See also Crawford v. Cain, 68 F.4th 273, 287 (5th Cir. 2023) (Oldham, J., for the Court, joined by Smith and Duncan, JJ.), reh'g en banc granted, opinion vacated, 72 F.4th 109 (5th Cir. 2023) (“Law and justice do not require habeas relief-and hence a federal court can exercise its discretion not to grant it-when the prisoner is factually guilty.”).
In sum, even if Petitioner would have “overcome the obstacles to habeas relief,” which she did not do for the reasons explained herein, “[s]he still has not persuaded [the Court] that ‘law and justice' require the petition to be granted.” Watkins v. Medeiros, 36 F.4th 373, 392 (1st Cir. 2022), cert. denied, 143 S.Ct. 604 (2023) (quoting Shinn, 142 S.Ct. at 1731).
CONCLUSION
Based on the Petition, the Petitioner has not shown that the court of appeal's decision was contrary to or involved an unreasonable application of clearly established federal law, or resulted in a decision based on an unreasonable determination of the facts.

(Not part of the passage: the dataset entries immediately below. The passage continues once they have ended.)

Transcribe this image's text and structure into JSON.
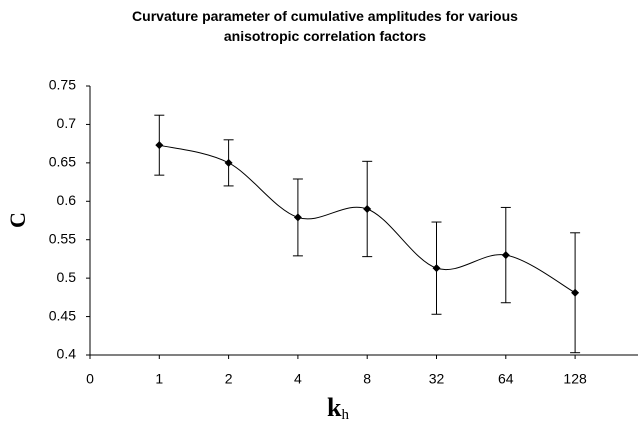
{
  "chart_data": {
    "type": "line",
    "title": "Curvature parameter of cumulative amplitudes for various anisotropic correlation factors",
    "ylabel": "C",
    "xlabel": "k",
    "xlabel_subscript": "h",
    "categories": [
      "0",
      "1",
      "2",
      "4",
      "8",
      "32",
      "64",
      "128"
    ],
    "values": [
      null,
      0.673,
      0.65,
      0.579,
      0.59,
      0.513,
      0.53,
      0.481
    ],
    "errors": [
      null,
      0.039,
      0.03,
      0.05,
      0.062,
      0.06,
      0.062,
      0.078
    ],
    "color": "#000000",
    "ylim": [
      0.4,
      0.75
    ],
    "yticks": [
      0.4,
      0.45,
      0.5,
      0.55,
      0.6,
      0.65,
      0.7,
      0.75
    ],
    "grid": false
  }
}
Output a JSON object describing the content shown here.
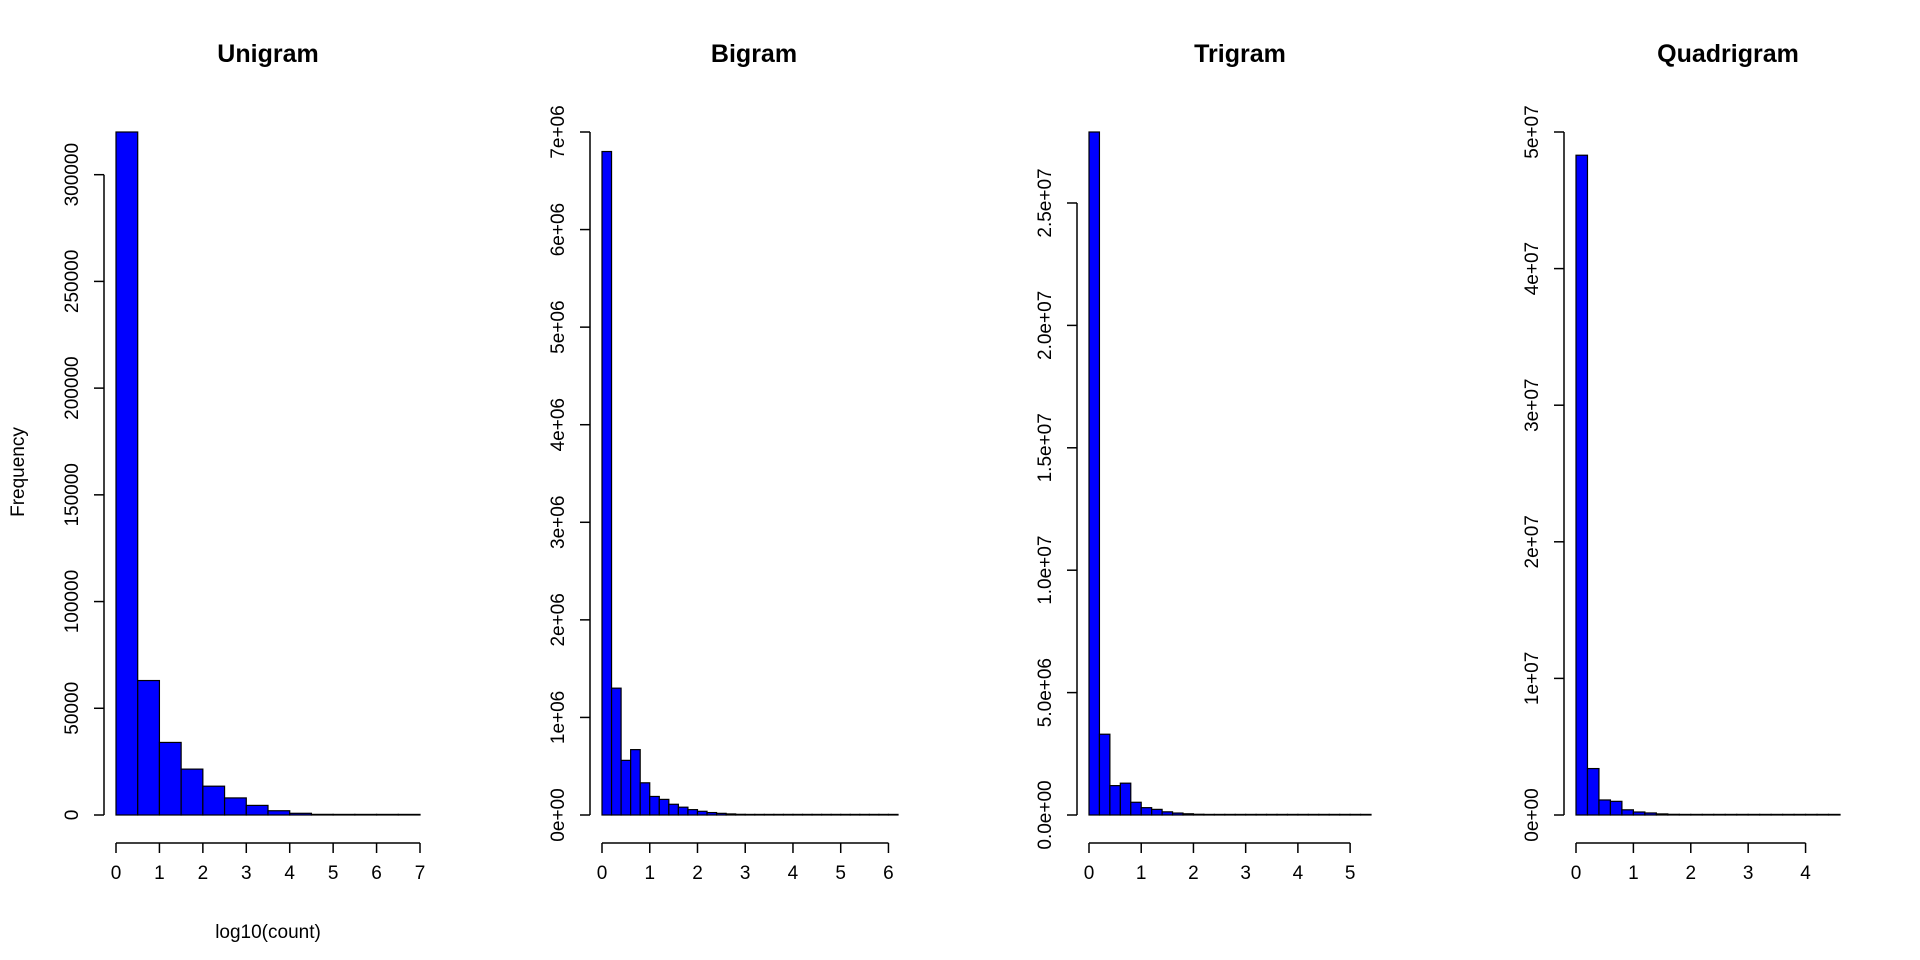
{
  "colors": {
    "bar_fill": "#0000ff",
    "bar_stroke": "#000000",
    "axis": "#000000"
  },
  "figure": {
    "ylabel": "Frequency",
    "xlabel": "log10(count)"
  },
  "chart_data": [
    {
      "type": "bar",
      "title": "Unigram",
      "xlabel": "log10(count)",
      "ylabel": "Frequency",
      "bin_width": 0.5,
      "bins_start": 0,
      "values": [
        320000,
        63000,
        34000,
        21500,
        13500,
        8000,
        4500,
        2000,
        800,
        300,
        100,
        40,
        10,
        5
      ],
      "xlim": [
        0,
        7
      ],
      "ylim": [
        0,
        320000
      ],
      "xticks": [
        0,
        1,
        2,
        3,
        4,
        5,
        6,
        7
      ],
      "xtick_labels": [
        "0",
        "1",
        "2",
        "3",
        "4",
        "5",
        "6",
        "7"
      ],
      "yticks": [
        0,
        50000,
        100000,
        150000,
        200000,
        250000,
        300000
      ],
      "ytick_labels": [
        "0",
        "50000",
        "100000",
        "150000",
        "200000",
        "250000",
        "300000"
      ],
      "grid": false,
      "legend": "none"
    },
    {
      "type": "bar",
      "title": "Bigram",
      "xlabel": "",
      "ylabel": "",
      "bin_width": 0.2,
      "bins_start": 0,
      "values": [
        6800000,
        1300000,
        560000,
        670000,
        330000,
        190000,
        160000,
        110000,
        80000,
        55000,
        38000,
        25000,
        17000,
        11000,
        7000,
        4500,
        3000,
        2000,
        1200,
        800,
        500,
        300,
        200,
        120,
        80,
        40,
        20,
        10,
        5,
        2,
        1
      ],
      "xlim": [
        0,
        6.2
      ],
      "ylim": [
        0,
        7000000
      ],
      "xticks": [
        0,
        1,
        2,
        3,
        4,
        5,
        6
      ],
      "xtick_labels": [
        "0",
        "1",
        "2",
        "3",
        "4",
        "5",
        "6"
      ],
      "yticks": [
        0,
        1000000,
        2000000,
        3000000,
        4000000,
        5000000,
        6000000,
        7000000
      ],
      "ytick_labels": [
        "0e+00",
        "1e+06",
        "2e+06",
        "3e+06",
        "4e+06",
        "5e+06",
        "6e+06",
        "7e+06"
      ],
      "grid": false,
      "legend": "none"
    },
    {
      "type": "bar",
      "title": "Trigram",
      "xlabel": "",
      "ylabel": "",
      "bin_width": 0.2,
      "bins_start": 0,
      "values": [
        27900000,
        3300000,
        1200000,
        1300000,
        520000,
        300000,
        230000,
        130000,
        80000,
        50000,
        30000,
        20000,
        12000,
        8000,
        5000,
        3000,
        2000,
        1200,
        800,
        500,
        300,
        200,
        100,
        60,
        30,
        20,
        10
      ],
      "xlim": [
        0,
        5.4
      ],
      "ylim": [
        0,
        27900000
      ],
      "xticks": [
        0,
        1,
        2,
        3,
        4,
        5
      ],
      "xtick_labels": [
        "0",
        "1",
        "2",
        "3",
        "4",
        "5"
      ],
      "yticks": [
        0,
        5000000,
        10000000,
        15000000,
        20000000,
        25000000
      ],
      "ytick_labels": [
        "0.0e+00",
        "5.0e+06",
        "1.0e+07",
        "1.5e+07",
        "2.0e+07",
        "2.5e+07"
      ],
      "grid": false,
      "legend": "none"
    },
    {
      "type": "bar",
      "title": "Quadrigram",
      "xlabel": "",
      "ylabel": "",
      "bin_width": 0.2,
      "bins_start": 0,
      "values": [
        48300000,
        3400000,
        1100000,
        1000000,
        380000,
        220000,
        150000,
        80000,
        50000,
        30000,
        18000,
        10000,
        6000,
        3500,
        2000,
        1200,
        700,
        400,
        250,
        150,
        80,
        40,
        20
      ],
      "xlim": [
        0,
        4.6
      ],
      "ylim": [
        0,
        50000000
      ],
      "xticks": [
        0,
        1,
        2,
        3,
        4
      ],
      "xtick_labels": [
        "0",
        "1",
        "2",
        "3",
        "4"
      ],
      "yticks": [
        0,
        10000000,
        20000000,
        30000000,
        40000000,
        50000000
      ],
      "ytick_labels": [
        "0e+00",
        "1e+07",
        "2e+07",
        "3e+07",
        "4e+07",
        "5e+07"
      ],
      "grid": false,
      "legend": "none"
    }
  ]
}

Accordingly, all of Petitioner's Grounds for relief are denied, IT IS HEREBY ORDERED that the Petition for writ of habeas corpus pursuant to 28 U.S.C. § 2254, Doc. [1], is DENIED.
IT IS FURTHER ORDERED that the Petitioner has not made a substantial showing of a denial of a constitutional right and this Court will not grant a certificate of appealability.
A separate judgment in accordance with the Memorandum and Order is entered this same date.